To back the campaign, IFCP has only ever served local food at community meetings to demonstrate, as Englberger says, "that what can be served at large functions, can also be served at home." To lead by example, many officials have given up eating rice with the IFCP chairman enthusiastically reporting that even his grandchildren had decided they wanted to eat like him. Encouragingly, the IFCP work is also supported by FSM President Mori, and it is hoped that a new policy for government-supported workshops to serve local food will soon be introduced.

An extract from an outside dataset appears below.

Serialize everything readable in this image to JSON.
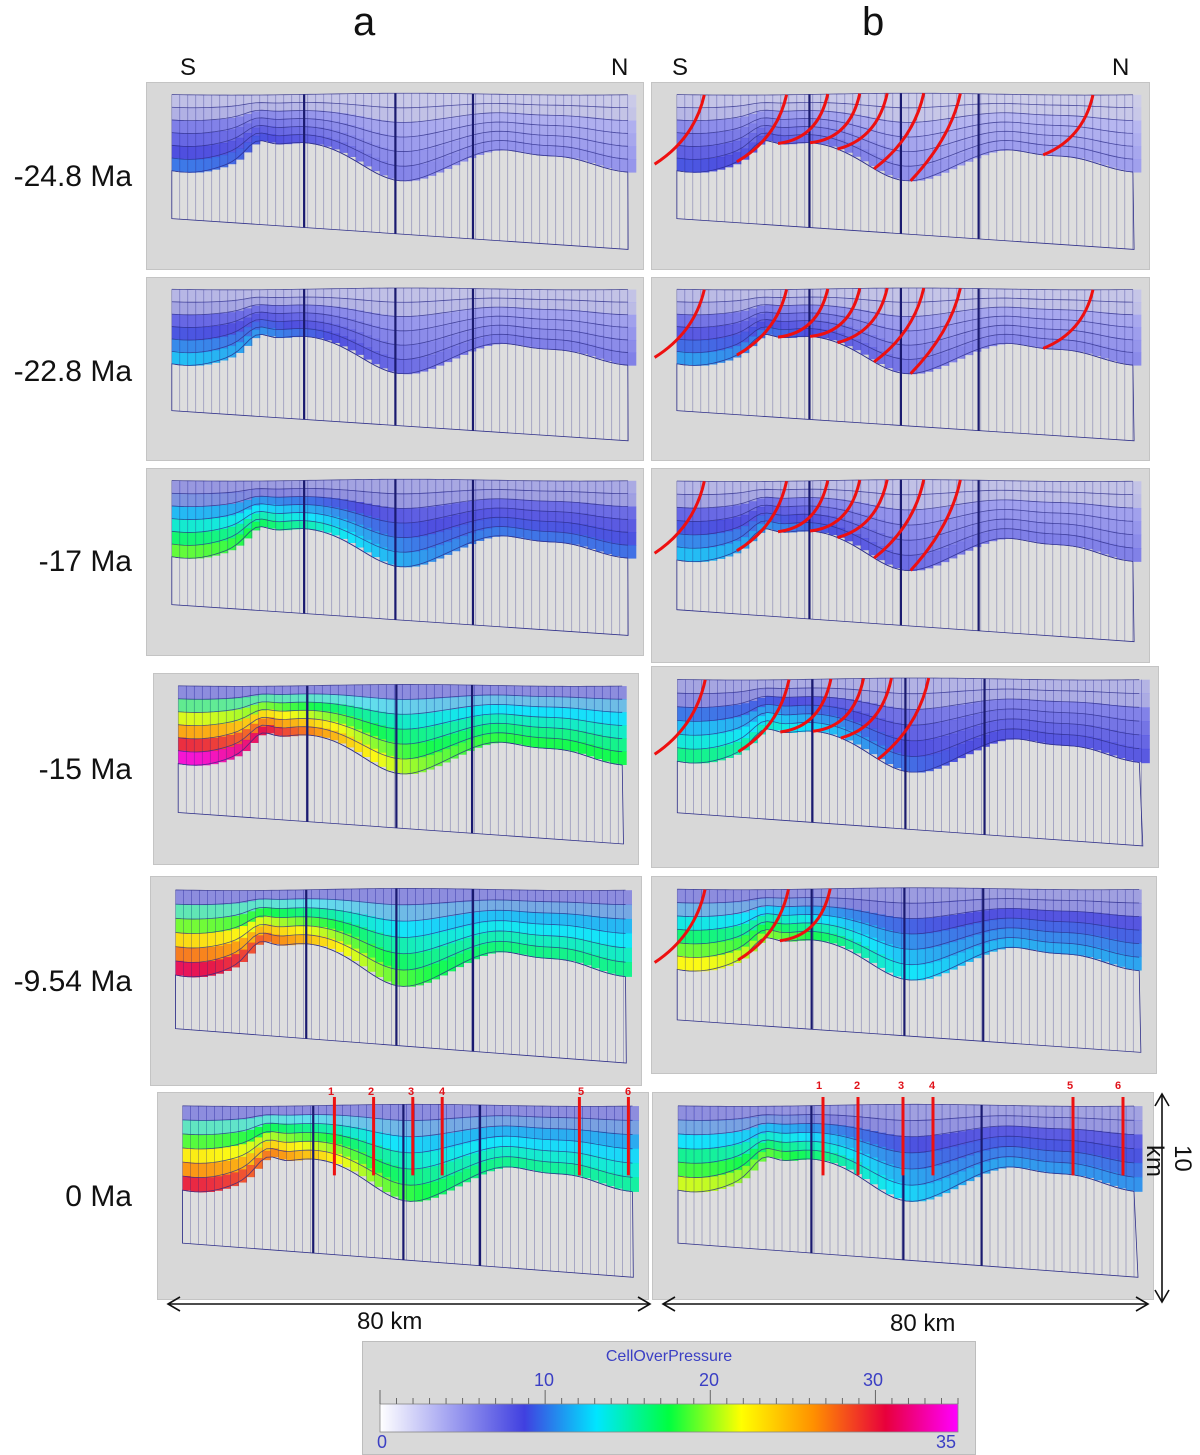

Diets have become more diverse as island communities consume more local food (Island Food Community of Pohnpei)
Diets have become more diverse as island communities consume more local food
Island Food Community of Pohnpei

Spreading the word

"Raising awareness of CHEEF benefits is good but not enough," says IFCP vice-chairman Moses Pretrick. "We have to now look at policy issues wherever we can. We are encouraged by the recent development that the Mand community now has a policy of banning imported soft drinks at community meetings and we are working to see how import taxes on soft drinks might be introduced to perhaps encourage other communities to do the same."

Englberger concludes that the hard work and dedication in promoting the 'Go Local' messages has paid off. "It's so exciting so see what a difference it has made in Mand," she says. "It took us seven years to develop a poster we knew really worked but we know the lessons we've learned can be applied across the Pacific to help others celebrate their local diversity and benefit from it."

Beyond Pohnpei, Englberger and colleagues have just returned from a 'Go Local' workshop in Kosrae, the neighbouring island state, but it is hoped wider impact will be achieved when recent developments are presented at the regional meeting for the Pacific Food Summit, soon to be held in Vanuatu.